Nos últimos três anos aumentou o número de comentadores políticos ligados ao PSD e ao CDS nos vários canais televisivos. 84% são homens. O PCP é o partido menos representado. (Paulo Pena)

Ao contrário do que acontece no Parlamento, onde o maior partido é o PSD mas a esquerda, junta, está em maioria, na TV não há nenhum efeito geringonça que prevaleça. Nos canais generalistas, de sinal aberto, só a SIC e a TVI têm programas de comentário político fixo. Em nenhum deles há um único comentador que se situe, publicamente, à esquerda. Aos domingos, Marques Mendes (SIC) compete com Paulo Portas (TVI) na análise da atualidade. Às segundas, Miguel Sousa Tavares, na TVI, tem como contraponto Manuela Moura Guedes, na SIC. Dos quatro, só há um – Sousa Tavares- que nunca foi deputado, ou dirigente, de um partido de direita.

O comentário na televisão mantém uma relação próxima com a atividade política – sendo pedido a deputados, dirigentes partidários, conselheiros – e menos a analistas externos, como Sousa Tavares. Essa é uma “singularidade portuguesa”, nota Gustavo Cardoso, professor universitário que, com Paulo Couraceiro e Ana Pinto Martinho, realizou um estudo do MediaLab do ISCTE, que analisou 18 programas televisivos, entre o dia 1 de Março e o dia 1 de Abril de 2019.

No total, há 29 comentadores de direita e apenas 25 de esquerda entre os que têm lugar fixo nas televisões.

No cabo, a tendência é a mesma. A CMTV parece ter uma linha editorial clara a este respeito: 71% dos seus comentadores são de direita.
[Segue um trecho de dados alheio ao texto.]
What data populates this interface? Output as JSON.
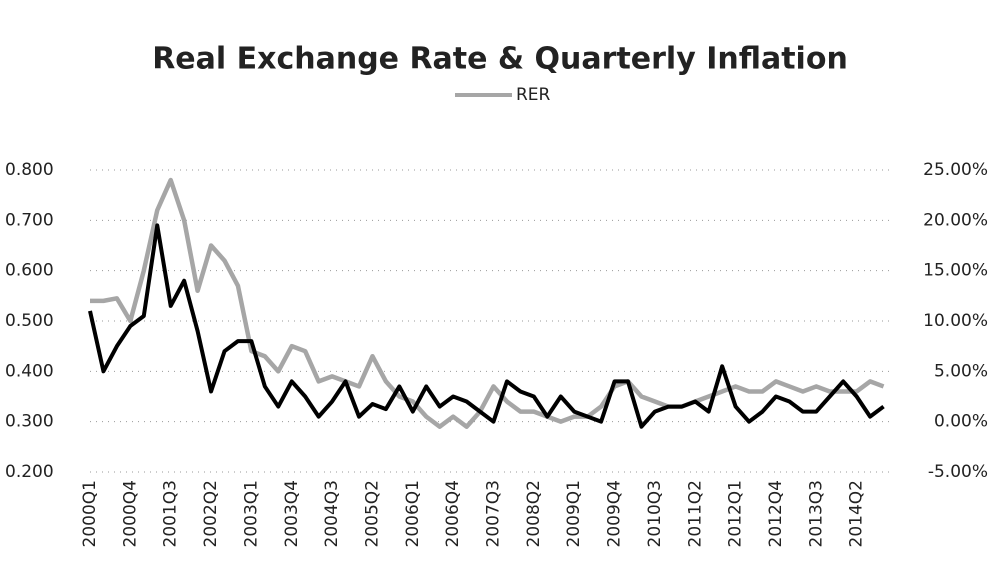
{
  "chart_data": {
    "type": "line",
    "title": "Real Exchange Rate & Quarterly Inflation",
    "categories": [
      "2000Q1",
      null,
      null,
      "2000Q4",
      null,
      null,
      "2001Q3",
      null,
      null,
      "2002Q2",
      null,
      null,
      "2003Q1",
      null,
      null,
      "2003Q4",
      null,
      null,
      "2004Q3",
      null,
      null,
      "2005Q2",
      null,
      null,
      "2006Q1",
      null,
      null,
      "2006Q4",
      null,
      null,
      "2007Q3",
      null,
      null,
      "2008Q2",
      null,
      null,
      "2009Q1",
      null,
      null,
      "2009Q4",
      null,
      null,
      "2010Q3",
      null,
      null,
      "2011Q2",
      null,
      null,
      "2012Q1",
      null,
      null,
      "2012Q4",
      null,
      null,
      "2013Q3",
      null,
      null,
      "2014Q2",
      null,
      null
    ],
    "series": [
      {
        "name": "RER",
        "color": "#a6a6a6",
        "values": [
          0.54,
          0.54,
          0.545,
          0.5,
          0.6,
          0.72,
          0.78,
          0.7,
          0.56,
          0.65,
          0.62,
          0.57,
          0.44,
          0.43,
          0.4,
          0.45,
          0.44,
          0.38,
          0.39,
          0.38,
          0.37,
          0.43,
          0.38,
          0.35,
          0.34,
          0.31,
          0.29,
          0.31,
          0.29,
          0.32,
          0.37,
          0.34,
          0.32,
          0.32,
          0.31,
          0.3,
          0.31,
          0.31,
          0.33,
          0.37,
          0.38,
          0.35,
          0.34,
          0.33,
          0.33,
          0.34,
          0.35,
          0.36,
          0.37,
          0.36,
          0.36,
          0.38,
          0.37,
          0.36,
          0.37,
          0.36,
          0.36,
          0.36,
          0.38,
          0.37
        ]
      },
      {
        "color": "#000000",
        "axis": "y2",
        "values": [
          11,
          5,
          7.5,
          9.5,
          10.5,
          19.5,
          11.5,
          14,
          9,
          3,
          7,
          8,
          8,
          3.5,
          1.5,
          4,
          2.5,
          0.5,
          2,
          4,
          0.5,
          1.75,
          1.25,
          3.5,
          1,
          3.5,
          1.5,
          2.5,
          2,
          1,
          0,
          4,
          3,
          2.5,
          0.5,
          2.5,
          1,
          0.5,
          0,
          4,
          4,
          -0.5,
          1,
          1.5,
          1.5,
          2,
          1,
          5.5,
          1.5,
          0,
          1,
          2.5,
          2,
          1,
          1,
          2.5,
          4,
          2.5,
          0.5,
          1.5
        ]
      }
    ],
    "ylim": [
      0.2,
      0.8
    ],
    "yticks": [
      {
        "value": 0.2,
        "label": "0.200"
      },
      {
        "value": 0.3,
        "label": "0.300"
      },
      {
        "value": 0.4,
        "label": "0.400"
      },
      {
        "value": 0.5,
        "label": "0.500"
      },
      {
        "value": 0.6,
        "label": "0.600"
      },
      {
        "value": 0.7,
        "label": "0.700"
      },
      {
        "value": 0.8,
        "label": "0.800"
      }
    ],
    "y2lim": [
      -5,
      25
    ],
    "y2ticks": [
      {
        "value": -5,
        "label": "-5.00%"
      },
      {
        "value": 0,
        "label": "0.00%"
      },
      {
        "value": 5,
        "label": "5.00%"
      },
      {
        "value": 10,
        "label": "10.00%"
      },
      {
        "value": 15,
        "label": "15.00%"
      },
      {
        "value": 20,
        "label": "20.00%"
      },
      {
        "value": 25,
        "label": "25.00%"
      }
    ],
    "grid": true,
    "legend": "top"
  }
}
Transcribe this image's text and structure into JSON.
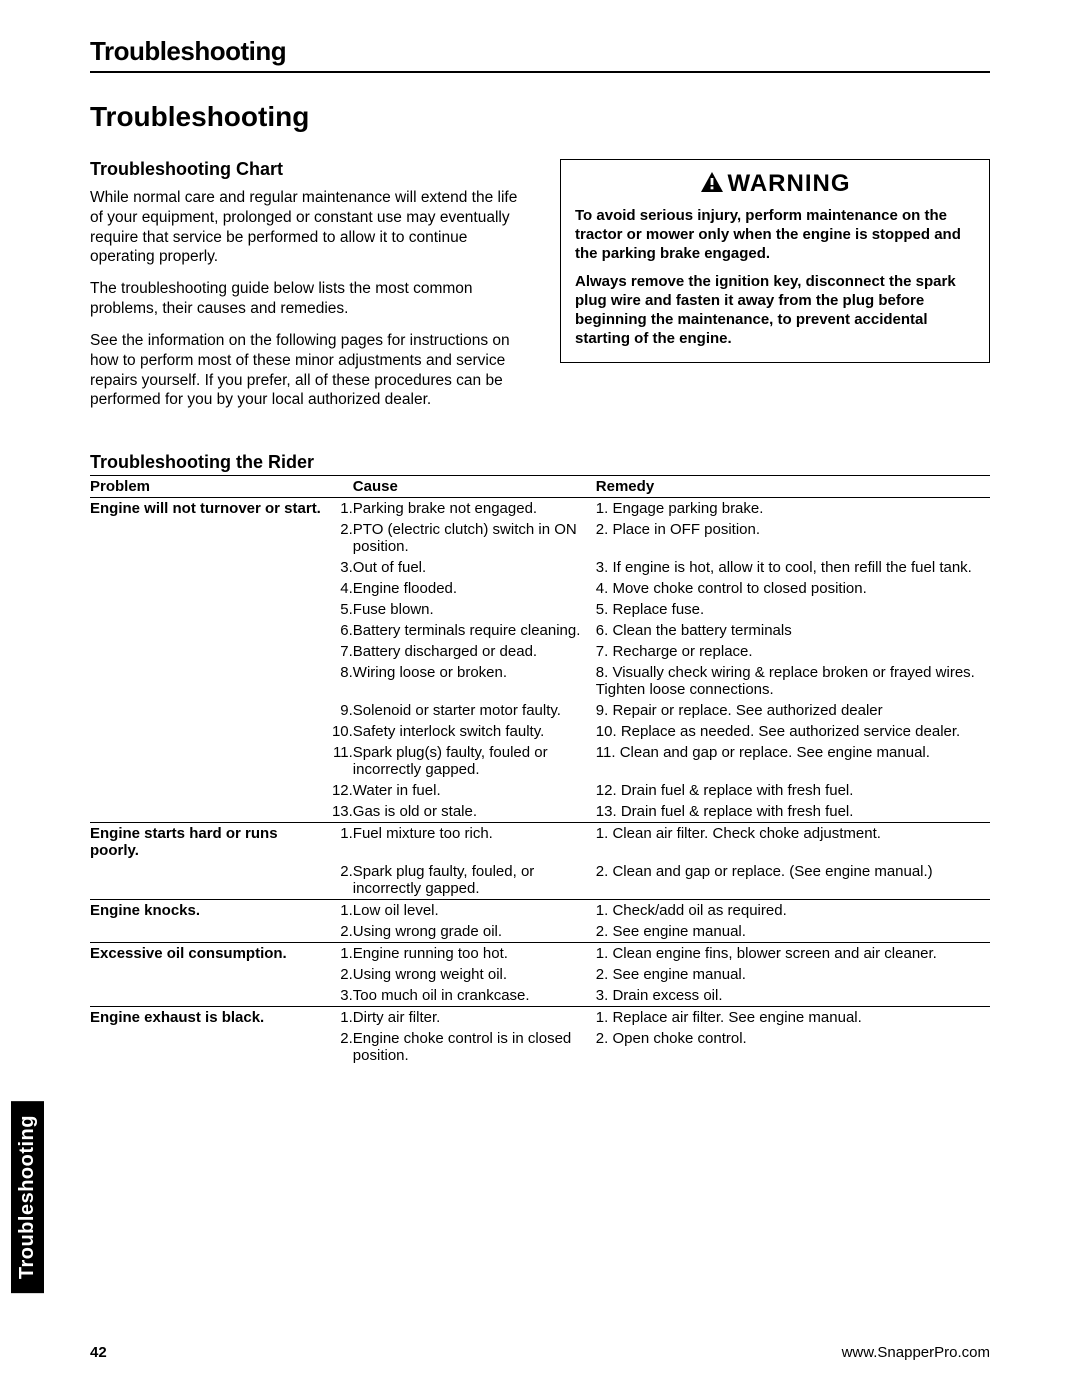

A estação, ligada ao Correio da Manhã, é também a única que escolhe ter uma líder partidária no ativo (Assunção Cristas, CDS) a fazer comentários. Este estudo, que se centrou nos programas de comentário político, não inclui um outro caso particular da CMTV, que tem entre os seus convidados fixos André Ventura, do Chega, mas num programa sobre futebol.

O relatório conclui assim: “A SIC Notícias, a TVI24 e o Canal Q são os três meios que assinalam igual número de espaços de comentário à esquerda e à direita. É na CMTV que a direita começa a ganhar terreno face à esquerda (71% vs. 29%), mas são a TVI e a SIC, dois canais generalistas em sinal aberto, que desequilibram de forma decisiva os números a favor da direita, uma vez que não têm comentadores políticos de esquerda em espaços de opinião fixos.”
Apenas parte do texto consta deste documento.